Posts Tagged ‘Communism’
Prague: At War and at Peace
Photo from Painting
View of the Charles Bridge looking toward the main city centre. Paintings, sketches and drawings, such as the one above, depict various scenes around the city. Many are the work of talented young people trying to make their way in life. For a small donation, the artist allows pictures to be taken.
What ever direction you might travel in Eastern Europe, a few days in Prague is a must. For Esther, Garth, Lynn and I, a four day extension of our Danube trip was barely enough, however we did manage to savour every last second. We would have gladly stayed for another week just to touch upon the many things that still awaited our eager senses but, alas, time (and booked flights) conspired against our wishes. For other travelers we highly recommend a minimum of one week, perhaps ten days if you can squeeze out the time. A three month stay in Prague and the surrounding country would be heaven.
As with many cities and countries in Eastern Europe emerging from thirty five years of war (World War I and II), then forty-one years of communism, peace comes with a cost, but that cost seems worth every penny in hard cash, blood, sweat and tears. Around the world we see these costs being paid everyday for a small taste of that elusive dream we call freedom. (Reference Footnote on Quebec Student Protests).
Photo (Web): This is typical of the foothill farm country through which we passed.

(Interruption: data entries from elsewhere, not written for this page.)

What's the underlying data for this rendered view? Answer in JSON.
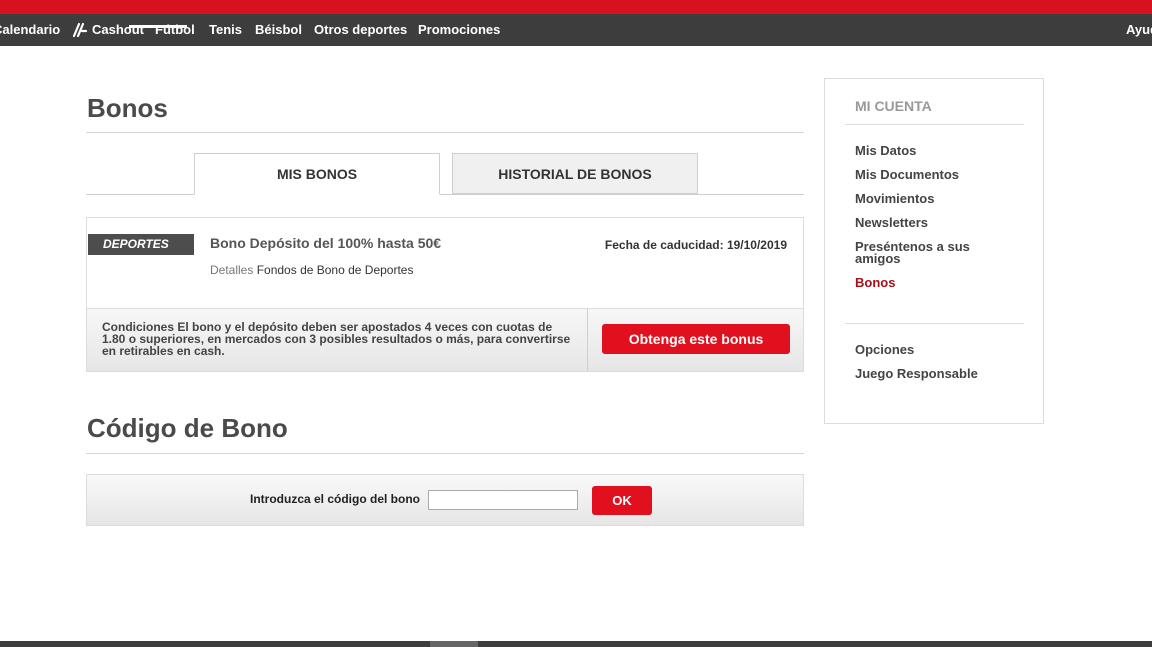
{
  "nav": {
    "items": [
      "Calendario",
      "Cashout",
      "Fútbol",
      "Tenis",
      "Béisbol",
      "Otros deportes",
      "Promociones"
    ],
    "help": "Ayuda"
  },
  "bonos": {
    "title": "Bonos",
    "tabs": [
      "MIS BONOS",
      "HISTORIAL DE BONOS"
    ],
    "card": {
      "badge": "DEPORTES",
      "name": "Bono Depósito del 100% hasta 50€",
      "details_label": "Detalles",
      "details_value": "Fondos de Bono de Deportes",
      "expiry": "Fecha de caducidad: 19/10/2019",
      "conditions": "Condiciones El bono y el depósito deben ser apostados 4 veces con cuotas de 1.80 o superiores, en mercados con 3 posibles resultados o más, para convertirse en retirables en cash.",
      "button": "Obtenga este bonus"
    }
  },
  "code": {
    "title": "Código de Bono",
    "label": "Introduzca el código del bono",
    "input_value": "",
    "button": "OK"
  },
  "sidebar": {
    "title": "MI CUENTA",
    "links": [
      "Mis Datos",
      "Mis Documentos",
      "Movimientos",
      "Newsletters",
      "Preséntenos a sus amigos",
      "Bonos"
    ],
    "active": "Bonos",
    "links2": [
      "Opciones",
      "Juego Responsable"
    ]
  },
  "colors": {
    "brand_red": "#d7121e",
    "nav_bg": "#3d3d3d",
    "button_red": "#e0101e",
    "active_link": "#a80f1a"
  }
}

Many of the farms along the highway had seen better times.
Our four hour bus trip from Passau, Germany then across the southern Republic, left no doubt this was a country once held by iron fists, first those of the Nazi’s during two World Wars, then during the decades of an equally brutal Soviet communist dictatorship. As we crossed the now open border from Germany, warnings were still in place advising tourists of the danger of land mines in a strip of ‘no man’s land’ between the two countries and at our one stop for refreshments at a small, remote service station, the feeling of being in another time and another place was clearly evident.
While the countryside was beautiful, much as it is in the foothills of Alberta, the mix of worn down buildings, old railway stations and broken shelters, serve as a reminder of those decades of death and brutal repression. A few stark examples of how ordinary people suffered; following the Nazi occupation, it is estimated over 155,000 persons of Jewish descent (86% of the population) died in the streets, at concentration camps or during ‘death marches’ that took place near the end of the war.